俺は綾乃ちゃんと一緒に受付に行ってみると、そこにはミイが座っている。
「ミイ、おはよう。受付、ご苦労だった」
「ご主人さま、おはようございます」
「へっ、先輩、この人とは知り合いですか?」
「ああ、知っているけど…」
「圭一郎さまは、私のご主人さまになります」
俺の言葉を遮るようにミイが言う。
「えっ、ご主人さま?」
「そうです、一緒に住んでもいますし」
「え、えっー!」
「あっ、いや、このミイは…」
「それに私たち恋人なんです」
「先輩、そうだったんですね」
ミイはとても可愛い。それは女性から見てもそうだろう。それもそのはずで、3Dホログラムで作られた言わば人工的な人形だから、その可愛さも作られたものだ。

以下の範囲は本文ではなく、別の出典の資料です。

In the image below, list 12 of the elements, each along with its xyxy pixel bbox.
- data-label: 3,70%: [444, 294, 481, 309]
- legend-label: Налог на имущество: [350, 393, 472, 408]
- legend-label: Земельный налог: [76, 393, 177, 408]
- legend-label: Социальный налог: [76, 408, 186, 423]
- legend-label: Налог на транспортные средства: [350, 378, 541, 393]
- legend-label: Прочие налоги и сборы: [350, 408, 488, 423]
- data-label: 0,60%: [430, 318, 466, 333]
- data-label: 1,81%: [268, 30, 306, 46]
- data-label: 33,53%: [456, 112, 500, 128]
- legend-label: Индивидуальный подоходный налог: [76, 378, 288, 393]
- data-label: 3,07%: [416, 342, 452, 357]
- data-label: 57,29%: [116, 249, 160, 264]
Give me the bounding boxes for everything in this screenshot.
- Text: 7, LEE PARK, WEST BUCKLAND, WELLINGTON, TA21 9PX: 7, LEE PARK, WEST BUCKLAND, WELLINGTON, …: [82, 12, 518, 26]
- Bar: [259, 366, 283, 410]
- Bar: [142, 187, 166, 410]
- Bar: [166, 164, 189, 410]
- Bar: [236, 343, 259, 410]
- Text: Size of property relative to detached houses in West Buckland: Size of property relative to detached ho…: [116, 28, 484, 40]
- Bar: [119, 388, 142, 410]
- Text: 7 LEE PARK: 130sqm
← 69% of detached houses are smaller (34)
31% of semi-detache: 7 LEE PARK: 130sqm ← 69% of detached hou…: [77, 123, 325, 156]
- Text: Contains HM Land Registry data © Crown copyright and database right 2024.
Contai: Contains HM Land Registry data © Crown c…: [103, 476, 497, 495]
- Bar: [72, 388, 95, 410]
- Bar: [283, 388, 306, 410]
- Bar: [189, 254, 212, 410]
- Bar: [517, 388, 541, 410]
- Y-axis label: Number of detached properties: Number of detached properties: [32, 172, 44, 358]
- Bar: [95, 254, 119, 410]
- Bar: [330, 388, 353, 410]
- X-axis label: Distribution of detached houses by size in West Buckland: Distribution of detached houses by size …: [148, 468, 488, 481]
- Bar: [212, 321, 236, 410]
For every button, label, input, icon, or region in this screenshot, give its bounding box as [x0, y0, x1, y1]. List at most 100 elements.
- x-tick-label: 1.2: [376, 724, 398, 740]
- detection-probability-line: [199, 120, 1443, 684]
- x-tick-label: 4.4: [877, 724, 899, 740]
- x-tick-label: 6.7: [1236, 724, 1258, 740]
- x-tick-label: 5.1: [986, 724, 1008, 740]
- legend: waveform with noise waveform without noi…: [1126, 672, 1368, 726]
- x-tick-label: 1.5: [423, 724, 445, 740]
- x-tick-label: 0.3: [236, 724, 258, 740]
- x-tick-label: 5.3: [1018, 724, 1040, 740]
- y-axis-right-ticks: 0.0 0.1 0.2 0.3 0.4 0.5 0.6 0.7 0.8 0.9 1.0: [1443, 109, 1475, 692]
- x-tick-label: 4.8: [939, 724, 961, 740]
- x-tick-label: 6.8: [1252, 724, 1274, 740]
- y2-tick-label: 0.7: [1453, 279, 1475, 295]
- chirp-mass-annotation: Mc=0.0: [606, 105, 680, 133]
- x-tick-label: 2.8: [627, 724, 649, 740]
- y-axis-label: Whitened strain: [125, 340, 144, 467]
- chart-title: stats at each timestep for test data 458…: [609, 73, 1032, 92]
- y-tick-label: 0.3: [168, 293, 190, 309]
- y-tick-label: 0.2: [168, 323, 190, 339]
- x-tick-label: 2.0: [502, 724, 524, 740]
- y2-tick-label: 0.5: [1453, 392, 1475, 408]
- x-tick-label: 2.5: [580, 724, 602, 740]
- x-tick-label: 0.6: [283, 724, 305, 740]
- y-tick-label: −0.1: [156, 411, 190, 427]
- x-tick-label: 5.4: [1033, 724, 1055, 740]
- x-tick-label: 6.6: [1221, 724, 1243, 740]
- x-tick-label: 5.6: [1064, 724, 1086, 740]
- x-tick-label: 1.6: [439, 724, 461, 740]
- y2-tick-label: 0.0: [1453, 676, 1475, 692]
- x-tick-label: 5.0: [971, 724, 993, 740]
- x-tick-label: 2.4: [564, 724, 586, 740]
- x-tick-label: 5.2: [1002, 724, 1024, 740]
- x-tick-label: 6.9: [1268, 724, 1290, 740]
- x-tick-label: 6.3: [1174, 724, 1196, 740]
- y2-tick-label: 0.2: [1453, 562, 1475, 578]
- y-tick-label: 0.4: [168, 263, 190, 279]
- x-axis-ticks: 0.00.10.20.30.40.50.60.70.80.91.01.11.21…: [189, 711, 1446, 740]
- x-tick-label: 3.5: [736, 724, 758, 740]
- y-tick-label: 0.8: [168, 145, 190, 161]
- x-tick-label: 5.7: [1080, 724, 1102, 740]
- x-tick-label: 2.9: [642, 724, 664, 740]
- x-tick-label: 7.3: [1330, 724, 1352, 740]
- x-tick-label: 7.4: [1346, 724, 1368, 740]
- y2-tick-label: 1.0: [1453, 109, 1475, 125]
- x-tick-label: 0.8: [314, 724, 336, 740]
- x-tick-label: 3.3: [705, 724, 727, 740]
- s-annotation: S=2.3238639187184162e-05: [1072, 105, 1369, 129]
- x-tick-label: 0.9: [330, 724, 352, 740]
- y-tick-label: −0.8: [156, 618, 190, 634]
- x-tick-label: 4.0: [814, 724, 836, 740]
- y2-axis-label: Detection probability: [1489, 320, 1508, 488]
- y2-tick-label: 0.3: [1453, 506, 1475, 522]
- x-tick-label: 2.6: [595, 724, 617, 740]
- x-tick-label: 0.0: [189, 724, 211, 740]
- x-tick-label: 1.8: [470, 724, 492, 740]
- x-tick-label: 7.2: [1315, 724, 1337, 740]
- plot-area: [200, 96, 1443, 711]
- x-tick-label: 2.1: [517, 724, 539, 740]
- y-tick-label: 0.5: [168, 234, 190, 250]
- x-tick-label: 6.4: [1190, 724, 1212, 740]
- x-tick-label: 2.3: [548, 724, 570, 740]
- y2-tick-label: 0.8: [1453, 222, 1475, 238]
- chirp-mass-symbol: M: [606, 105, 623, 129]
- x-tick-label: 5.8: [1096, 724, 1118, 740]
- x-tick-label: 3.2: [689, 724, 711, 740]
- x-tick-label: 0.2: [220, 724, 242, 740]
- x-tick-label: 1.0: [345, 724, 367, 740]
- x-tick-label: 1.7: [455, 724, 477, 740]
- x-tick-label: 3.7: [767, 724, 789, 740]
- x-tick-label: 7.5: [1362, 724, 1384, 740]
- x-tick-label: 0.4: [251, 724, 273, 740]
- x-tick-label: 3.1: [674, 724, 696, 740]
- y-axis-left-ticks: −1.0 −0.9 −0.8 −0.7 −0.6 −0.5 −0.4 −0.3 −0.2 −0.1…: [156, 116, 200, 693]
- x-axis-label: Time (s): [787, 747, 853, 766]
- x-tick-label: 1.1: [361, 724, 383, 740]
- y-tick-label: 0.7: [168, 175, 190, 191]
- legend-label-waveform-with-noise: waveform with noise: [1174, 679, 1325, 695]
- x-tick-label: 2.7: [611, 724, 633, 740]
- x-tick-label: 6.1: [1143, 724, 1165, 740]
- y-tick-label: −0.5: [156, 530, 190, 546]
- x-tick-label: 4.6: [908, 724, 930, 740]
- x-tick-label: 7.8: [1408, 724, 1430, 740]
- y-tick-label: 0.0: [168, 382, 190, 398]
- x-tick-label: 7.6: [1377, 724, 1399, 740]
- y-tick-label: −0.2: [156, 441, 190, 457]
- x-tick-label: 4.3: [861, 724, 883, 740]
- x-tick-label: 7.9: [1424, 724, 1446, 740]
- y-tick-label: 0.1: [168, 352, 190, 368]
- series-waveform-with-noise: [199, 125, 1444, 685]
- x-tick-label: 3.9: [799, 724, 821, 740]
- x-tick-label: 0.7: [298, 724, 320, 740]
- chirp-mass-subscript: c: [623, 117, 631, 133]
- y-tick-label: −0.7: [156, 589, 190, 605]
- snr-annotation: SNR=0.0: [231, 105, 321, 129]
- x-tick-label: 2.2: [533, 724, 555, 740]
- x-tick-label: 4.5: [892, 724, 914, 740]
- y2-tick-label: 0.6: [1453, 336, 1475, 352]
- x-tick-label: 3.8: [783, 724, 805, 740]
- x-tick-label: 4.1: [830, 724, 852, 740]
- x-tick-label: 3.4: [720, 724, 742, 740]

しかし、それは人型となったミイを見ても区別はつかない。
「だから、他の人に興味がなかったんですね」
男性の目から見ると、綾乃ちゃんは可愛いと言われる女子に違いない。しかし、ミイは作られた美しさがある。
「私と、ご主人さまの間に入る事は許されません」
「ミイ、あまり誤解を受けるような事は言わないでくれ」
「えっ、誤解?どういう事でしょうか?」
「ミイの言った事は半分当たっていない。ミイは恋人と言ったけど、そんな関係ではない」
「ご主人さま、それは酷いです。今まで尽くしてきた私に対して…」
「えっ、先輩はそんな人だったんですか?」
「あっ、いや、ミイ、いい加減な事は言うな」
「だって、ご主人さまが帰って来ると、照明を点け、お風呂を沸かして、料理もしているじゃないですか。それに寝る時、一緒にベッドに入って、温めています」
確かにその通りだが、それはAIスピーカとして利用しているだけであって、人としての彼女ではないだろう。
「先輩…」
綾乃ちゃんが、白い目で見てくる。
「いや、違うって。第一、このミイは第三世代AIスピーカであって、人間じゃないんだ」
「そんなAIスピーカって見た事がありません。嘘をつくにしても、もっとましな嘘をついて下さい」
「いや、この前発売されたHAMAZONのカレクサってやつだよ。そのアバターだよ」
「それは私も買いましたけど、こんな人の形をしたアバターはありません。スピーカの上に3Dホログラムが表示されるくらいです」
えっ、そうなのか。そういえば、ミイも最初は3Dホログラムだけだった。そう言えば、いつから人型になったのだろう。
「私は先輩の事を勘違いしていたようです。こんな女心を弄ぶような人だったなんて…」
綾乃ちゃんとそんな話をしていたら、交代要員が出勤してきた。
昼間の店員は近くの主婦がやっている。
「あら、どうしたの?」
そう声を掛けてきたのは、主婦の「山口恵理」さんだ。
「何でもありません」
綾乃ちゃんが、ちょっと怒った感じで言う。
「昨日は鉄道が不通になったので、そのまま夜勤だったんでしょう。お疲れだったわね」
「でも、お客さまもいなかったので、そんなに大したことはありません」
「そう、ところで、この人は?」
この人とはミイの事だ。
「先輩の彼女さんで、昨日の夜、手伝ってくれたらしいです」
「ええっー、そうなの?圭一郎くん、中々やるわね」
「中々、やってませんから」
「同棲しているそうです」
綾乃ちゃんが更に言う。
「いや、綾乃ちゃん、そんな事はない」
「だって、そのミイさんと言う人が、そう言っていたじゃないですか」
「はい、ご主人さまとは一緒に住んでいます」
「まあ、そうだったんだ」
俺は反論する事の虚しさを知った。